Marek Švehla suggests another factor that could be at play.
He first argues that Blaive’s work is missing the forest for the trees.
The absolute rulers didn’t need to negotiate with any of their subjects, and to the extent they did so, it was in insubstantial spheres of life in the Czechoslovak state, not in the principal matters. For that, we don’t need to pay for who knows how expensive research in a specially established institution.
For example, research into the question of why Czechs so easily came to terms with the normalization regime [the re-imposition of stricter controls on political views after the Warsaw Pact invasion of August, 1968] says a lot about us, but little about the system that ruled this country and punished the thought that things could be different. In short, a dictatorial or totalitarian (whichever you prefer) regime can’t be characterized on the basis of the privileged or satisfied members of society, but rather by those most oppressed. In other words, you can’t put on one side of the scale 10 judicial murders and on the other 10 million satisfied vacation-goers and pretend that the second of those is equally important information for the judgment—and condemnation or, perhaps, commendation—of the regime. (Marek Švehla, “How satisfied were the satisfied vactioners?” Respekt 37, 11 – 17 Sept., 2017, pp. 10-11)He goes on to say that the ÚSTR is functioning relatively well. It’s providing reasonable access to the archives of the StB (Státní bezpečnost – “State Security”, or secret police), it’s putting on exhibits, issuing publications, and carrying on educational work. “In short, considering the normal quality of Czech public institutions, it doesn’t appear that the ÚSTR is particularly failing.”
But maybe that’s where we need to look for the roots of the criticism of the Institute. An institution established on a political basis with a guaranteed budget and authority protected by a scholarly advisory council has, to a significant extent, the key to the interpretation of the communist past, and so it will continually tempt politicians to try to influence it. The left doesn’t like the emphasis on criticism of communism and its totalitarian character, because that weakens the prospects that the current communist party could take part in a future governing coalition. And without the communists, the Czech left will never be able to put together a coalition of its own [i.e., without the participation of more center or right parties].
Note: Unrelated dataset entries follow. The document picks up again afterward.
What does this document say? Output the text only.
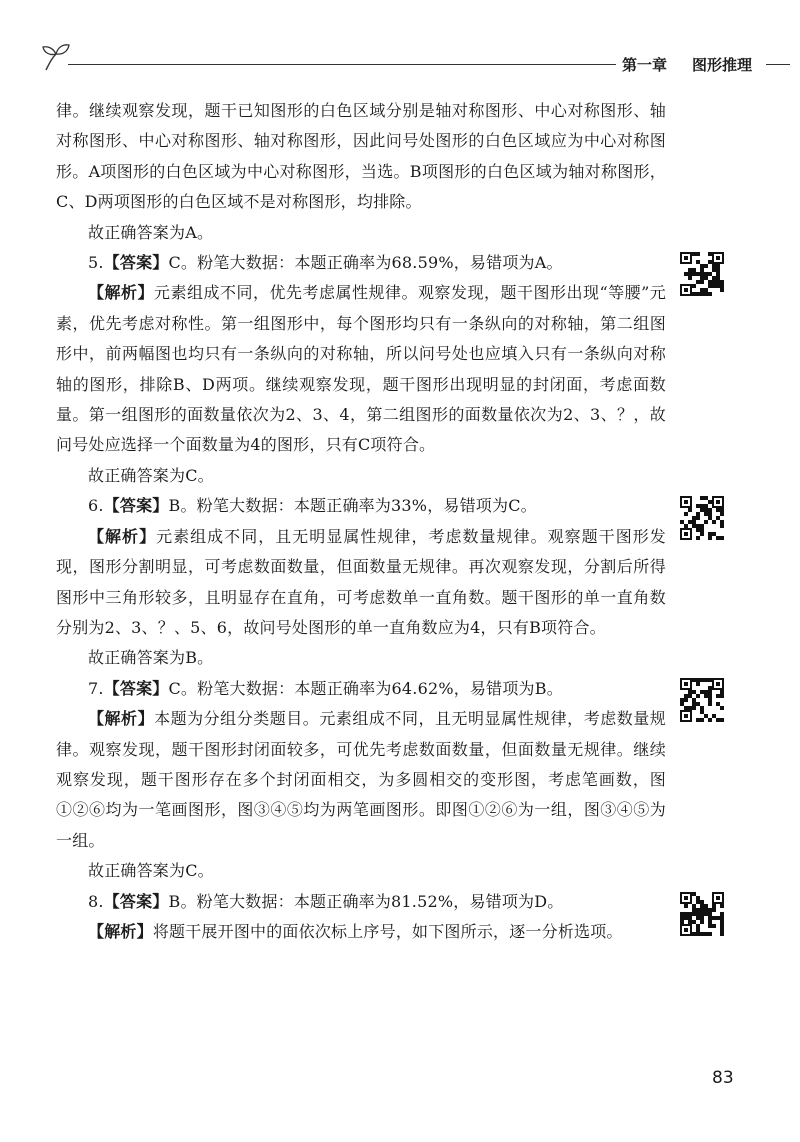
第一章 图形推理

律。继续观察发现，题干已知图形的白色区域分别是轴对称图形、中心对称图形、轴对称图形、中心对称图形、轴对称图形，因此问号处图形的白色区域应为中心对称图形。A项图形的白色区域为中心对称图形，当选。B项图形的白色区域为轴对称图形，C、D两项图形的白色区域不是对称图形，均排除。

故正确答案为A。

5.【答案】C。粉笔大数据：本题正确率为68.59%，易错项为A。

【解析】元素组成不同，优先考虑属性规律。观察发现，题干图形出现“等腰”元素，优先考虑对称性。第一组图形中，每个图形均只有一条纵向的对称轴，第二组图形中，前两幅图也均只有一条纵向的对称轴，所以问号处也应填入只有一条纵向对称轴的图形，排除B、D两项。继续观察发现，题干图形出现明显的封闭面，考虑面数量。第一组图形的面数量依次为2、3、4，第二组图形的面数量依次为2、3、？，故问号处应选择一个面数量为4的图形，只有C项符合。

故正确答案为C。

6.【答案】B。粉笔大数据：本题正确率为33%，易错项为C。

【解析】元素组成不同，且无明显属性规律，考虑数量规律。观察题干图形发现，图形分割明显，可考虑数面数量，但面数量无规律。再次观察发现，分割后所得图形中三角形较多，且明显存在直角，可考虑数单一直角数。题干图形的单一直角数分别为2、3、？、5、6，故问号处图形的单一直角数应为4，只有B项符合。

故正确答案为B。

7.【答案】C。粉笔大数据：本题正确率为64.62%，易错项为B。

【解析】本题为分组分类题目。元素组成不同，且无明显属性规律，考虑数量规律。观察发现，题干图形封闭面较多，可优先考虑数面数量，但面数量无规律。继续观察发现，题干图形存在多个封闭面相交，为多圆相交的变形图，考虑笔画数，图①②⑥均为一笔画图形，图③④⑤均为两笔画图形。即图①②⑥为一组，图③④⑤为一组。

故正确答案为C。

8.【答案】B。粉笔大数据：本题正确率为81.52%，易错项为D。

【解析】将题干展开图中的面依次标上序号，如下图所示，逐一分析选项。

83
The struggle against inconvenient concepts like totalitarianism, and the laughable trivialization of dictatorship which Muriel Blaive is now presenting, is nothing more than an effort to bend history and redirect the functioning of the ÚSTR so that it suits the left.Švehla here goes to motive, which is always tricky ground. He’s accusing Blaive of following a political agenda rather than doing honest scholarship. But regardless of her motives, it’s easy to see how her work plays into the current political scene.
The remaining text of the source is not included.